Wikimedia monthly activities meetings/Quarterly reviews/Editor engagement experiments/2013-01-15

The following are notes from the Quarterly Review meeting with Editor Engagement Experiments (E3) team on January 15, 2013.

Present: Ryan Faulkner, Dario Taraborelli, S Page, Terry Chay, Maryana Pinchuk, Steven Walling, Ori Livneh, Howie Fung, Sue Gardner, Tilman Bayer (taking minutes)
Remotely participating: Erik Moeller, Matthew Flaschen, Munaf Assaf

Please keep in mind that this is at this point more a transcript of the meeting than deep notes replicating what was discussed.

Rough agenda proposed[edit]

The following agenda was proposed by Erik prior to the start of the meeting.

Brief team intro and recap of team's activities through the quarter, compared with goals
Drill into goals and targets: Did we achieve what we said we would?
Review of challenges, blockers and successes
Discussion of proposed changes (e.g. resourcing, targets) and other action items
Buffer time, debriefing

Introduction[edit]

Howie: explaining what this meeting is about... review of E3 team's work during the last quarter, and what we learned about editor engagement. Also: possible blockers.

Presentation of team goals and activities[edit]

Steven Walling and the rest of the team guided us through a presenation of the team's activities, goals, and related data:

Plan for the previous quarter (October-December 2012) was: Focus on low hanging fruit: -1 to 5 (potentially 10) edits. Projects worked on: Post-edit feedback, account creation (ACUX), Onboarding (aka GettingStarted, Thank you campaign

Post-edit feedback[edit]

Minimal discussion, but a reminder of where the feature is deployed to. This was an experiment already finished by the start of the quarter, but which was productized in the Oct-Dec. period.

Account creation (ACUX)[edit]

1.5% increase in conversion for v1, 2% for v2, but 1.4% decrease in users who edit in first 24h. Howie: Overall impact on editors is neutral at this point. For v3 (most engineering effort): +4% conversion, 14% decrease in errors (form submit errors of various types).

Erik: Overall impact on editors?

Dario: ACUX is mainly just about "acquisition"; participation afterward was not a focus

Howie: less detailed analysis on v3 impact, but likely similar to v2

Steven: Even for an aquisition experiment, impact on retention is something we need to be aware of, to control for unuintended effects.

Onboarding[edit]

"Get started with editing", presents a list of tasks

After launch (on enWP), increase in number of users who attempt to edit

Statistically significant increase with launch of GettingStarted (21.7% vs. 16.5% editing mainspace in first 24h), but can't establish a causal relationship yet

Howie: Still, a very encouraging result (confounding factors seem unlikely to have cause such a large change).

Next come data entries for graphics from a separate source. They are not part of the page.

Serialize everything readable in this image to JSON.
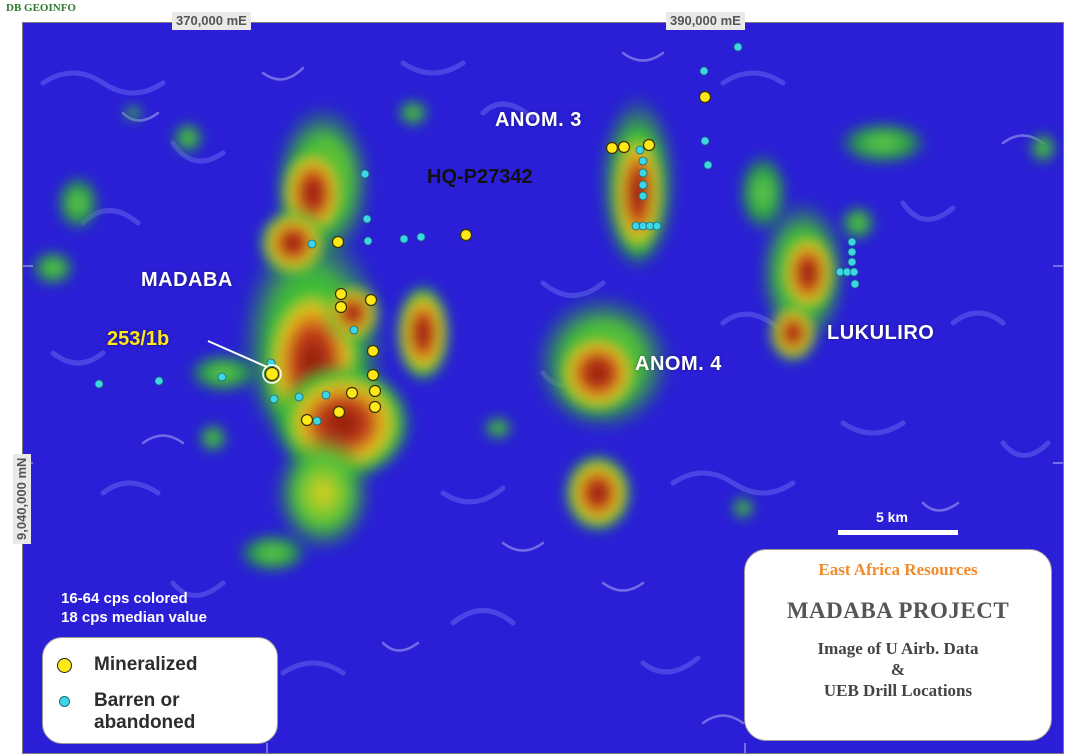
{
  "credit": "DB GEOINFO",
  "grid": {
    "easting_labels": [
      "370,000 mE",
      "390,000 mE"
    ],
    "northing_label": "9,040,000 mN"
  },
  "places": {
    "madaba": "MADABA",
    "anom3": "ANOM. 3",
    "anom4": "ANOM. 4",
    "lukuliro": "LUKULIRO",
    "licence": "HQ-P27342",
    "hole": "253/1b"
  },
  "notes": {
    "line1": "16-64 cps colored",
    "line2": "18 cps median value"
  },
  "scale": {
    "label": "5 km"
  },
  "legend": {
    "mineralized": "Mineralized",
    "barren_line1": "Barren or",
    "barren_line2": "abandoned"
  },
  "title_box": {
    "company": "East Africa Resources",
    "project": "MADABA PROJECT",
    "subtitle_line1": "Image of  U Airb. Data",
    "subtitle_line2": "&",
    "subtitle_line3": "UEB Drill Locations"
  },
  "colors": {
    "background": "#2a1fd6",
    "mineralized": "#ffe818",
    "barren": "#3dd6e6",
    "company": "#f08a2a"
  }
}
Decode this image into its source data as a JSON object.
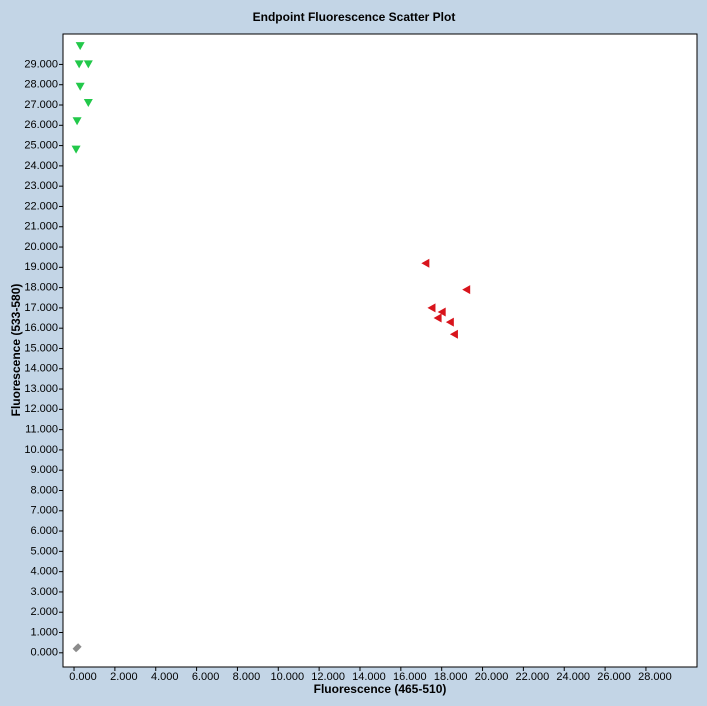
{
  "chart_data": {
    "type": "scatter",
    "title": "Endpoint Fluorescence Scatter Plot",
    "x_label": "Fluorescence (465-510)",
    "y_label": "Fluorescence (533-580)",
    "xlim": [
      -540,
      30500
    ],
    "ylim": [
      -700,
      30500
    ],
    "xticks": [
      {
        "value": 0,
        "label": "0.000"
      },
      {
        "value": 2000,
        "label": "2.000"
      },
      {
        "value": 4000,
        "label": "4.000"
      },
      {
        "value": 6000,
        "label": "6.000"
      },
      {
        "value": 8000,
        "label": "8.000"
      },
      {
        "value": 10000,
        "label": "10.000"
      },
      {
        "value": 12000,
        "label": "12.000"
      },
      {
        "value": 14000,
        "label": "14.000"
      },
      {
        "value": 16000,
        "label": "16.000"
      },
      {
        "value": 18000,
        "label": "18.000"
      },
      {
        "value": 20000,
        "label": "20.000"
      },
      {
        "value": 22000,
        "label": "22.000"
      },
      {
        "value": 24000,
        "label": "24.000"
      },
      {
        "value": 26000,
        "label": "26.000"
      },
      {
        "value": 28000,
        "label": "28.000"
      }
    ],
    "yticks": [
      {
        "value": 0,
        "label": "0.000"
      },
      {
        "value": 1000,
        "label": "1.000"
      },
      {
        "value": 2000,
        "label": "2.000"
      },
      {
        "value": 3000,
        "label": "3.000"
      },
      {
        "value": 4000,
        "label": "4.000"
      },
      {
        "value": 5000,
        "label": "5.000"
      },
      {
        "value": 6000,
        "label": "6.000"
      },
      {
        "value": 7000,
        "label": "7.000"
      },
      {
        "value": 8000,
        "label": "8.000"
      },
      {
        "value": 9000,
        "label": "9.000"
      },
      {
        "value": 10000,
        "label": "10.000"
      },
      {
        "value": 11000,
        "label": "11.000"
      },
      {
        "value": 12000,
        "label": "12.000"
      },
      {
        "value": 13000,
        "label": "13.000"
      },
      {
        "value": 14000,
        "label": "14.000"
      },
      {
        "value": 15000,
        "label": "15.000"
      },
      {
        "value": 16000,
        "label": "16.000"
      },
      {
        "value": 17000,
        "label": "17.000"
      },
      {
        "value": 18000,
        "label": "18.000"
      },
      {
        "value": 19000,
        "label": "19.000"
      },
      {
        "value": 20000,
        "label": "20.000"
      },
      {
        "value": 21000,
        "label": "21.000"
      },
      {
        "value": 22000,
        "label": "22.000"
      },
      {
        "value": 23000,
        "label": "23.000"
      },
      {
        "value": 24000,
        "label": "24.000"
      },
      {
        "value": 25000,
        "label": "25.000"
      },
      {
        "value": 26000,
        "label": "26.000"
      },
      {
        "value": 27000,
        "label": "27.000"
      },
      {
        "value": 28000,
        "label": "28.000"
      },
      {
        "value": 29000,
        "label": "29.000"
      }
    ],
    "grid": false,
    "series": [
      {
        "color": "#22c84a",
        "marker": "triangle-down",
        "x": [
          300,
          250,
          700,
          300,
          700,
          150,
          100
        ],
        "values": [
          29900,
          29000,
          29000,
          27900,
          27100,
          26200,
          24800
        ]
      },
      {
        "color": "#d8141c",
        "marker": "triangle-left",
        "x": [
          17200,
          19200,
          17500,
          18000,
          17800,
          18400,
          18600
        ],
        "values": [
          19200,
          17900,
          17000,
          16800,
          16500,
          16300,
          15700
        ]
      },
      {
        "color": "#8c8c8c",
        "marker": "diamond",
        "x": [
          100,
          200,
          150
        ],
        "values": [
          200,
          300,
          250
        ]
      }
    ]
  }
}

We can materially move the active editors number

Erik: Proven we are able to get new editors into a mood where they are inclined to make first edits, but not established yet that we can move the needle on sustained active editors

Steven disagrees

Dario: Lots of opportunities, employed a crude SuggestBot-based hack

Terry: We all agree - a potential goldmine, but yet to realize potential

Steven: Conversion funnel analysis: Task list --> view task --> edit --> save

Howie: Funnel analysis allows us to break this up into different UX problems. (e.g. edit/save: problem for VisualEditor)

Steven: Some little things we can do pre-VE, e.g. avoid articles with big infoboxes on top

Maryana: Onboarding editor quality: Vandalism ratio is about the same

Steven: 3 levers: task type, read mode, edit mode...

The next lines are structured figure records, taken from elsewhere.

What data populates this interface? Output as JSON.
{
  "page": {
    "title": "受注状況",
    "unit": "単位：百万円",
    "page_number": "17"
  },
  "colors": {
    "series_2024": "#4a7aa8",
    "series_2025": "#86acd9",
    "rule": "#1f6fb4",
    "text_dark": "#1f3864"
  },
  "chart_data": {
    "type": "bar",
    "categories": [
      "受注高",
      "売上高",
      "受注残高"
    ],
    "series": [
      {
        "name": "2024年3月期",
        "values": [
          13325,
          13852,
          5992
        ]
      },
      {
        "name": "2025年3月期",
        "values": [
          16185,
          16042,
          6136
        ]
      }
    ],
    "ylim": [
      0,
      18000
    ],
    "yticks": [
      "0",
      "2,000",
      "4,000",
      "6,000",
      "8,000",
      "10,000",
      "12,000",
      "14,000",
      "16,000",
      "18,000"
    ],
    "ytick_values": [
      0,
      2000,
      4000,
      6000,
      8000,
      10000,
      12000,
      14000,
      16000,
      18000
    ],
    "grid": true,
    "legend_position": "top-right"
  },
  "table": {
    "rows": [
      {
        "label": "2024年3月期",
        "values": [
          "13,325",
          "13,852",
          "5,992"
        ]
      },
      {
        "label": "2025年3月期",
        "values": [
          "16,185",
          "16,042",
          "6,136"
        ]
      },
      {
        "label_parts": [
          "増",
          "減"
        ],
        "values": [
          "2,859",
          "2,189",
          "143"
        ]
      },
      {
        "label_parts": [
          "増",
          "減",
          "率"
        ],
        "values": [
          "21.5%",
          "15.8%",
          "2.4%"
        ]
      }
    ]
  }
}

Howie: What would be needed to halt the overall decline? about 2000 more active editors YoY on enWP (Annual Plan : flat +1k)

Over 1 month, ACUX+GettingStarted should yield 5-6000 more 1+ editors

GettingStarted much bigger lever than ACUX (ACUX works "around the margins", GS applies to all new users)

Thank you campaign[edit]

Dec 27-Jan 1

1107 signups, vs. 20,958 organic ones, edit rate: 20% vs 29% (but: this was a bad time of year for new signups)

Conclusion: Integrating contribution campaign in FR not a "silver bullet"

EventLogging[edit]

mw:Extension:EventLogging

"reliable, real-time data on how users interact with MediaWiki's interface" (vs. legacy ClickTracking). Talked about advantages of schemas (e.g. Schema:AccountCreation ). Data model living on wiki.

Ori:

EventLogging is a platform for modelling and collecting metrics on how readers and editors interact with Wikipedia.
It allows us to define a set of datapoints that should be sent to our servers whenever users perform some action.
Single definition of data structure used for experimental design, collection, data validation, storage and analysis.

Design principles
- Nudge users toward good experimental design.
- Validate and sanity check data early and often.
- Minimize chance of programmer error.
- Provide tools and infrastructure to support a workflow based on peer-review and sign-off.

Steven, Terry, Dario: It facilitated cooperation between analysts and engineers.

Dario: also, adds transparency

User Metrics API[edit]

Research:Metrics

(work with Ryan F and Aaron) "comparing cohorts in a standardized and automated way". Ryan gave a demo of the API which is currently only for internal use.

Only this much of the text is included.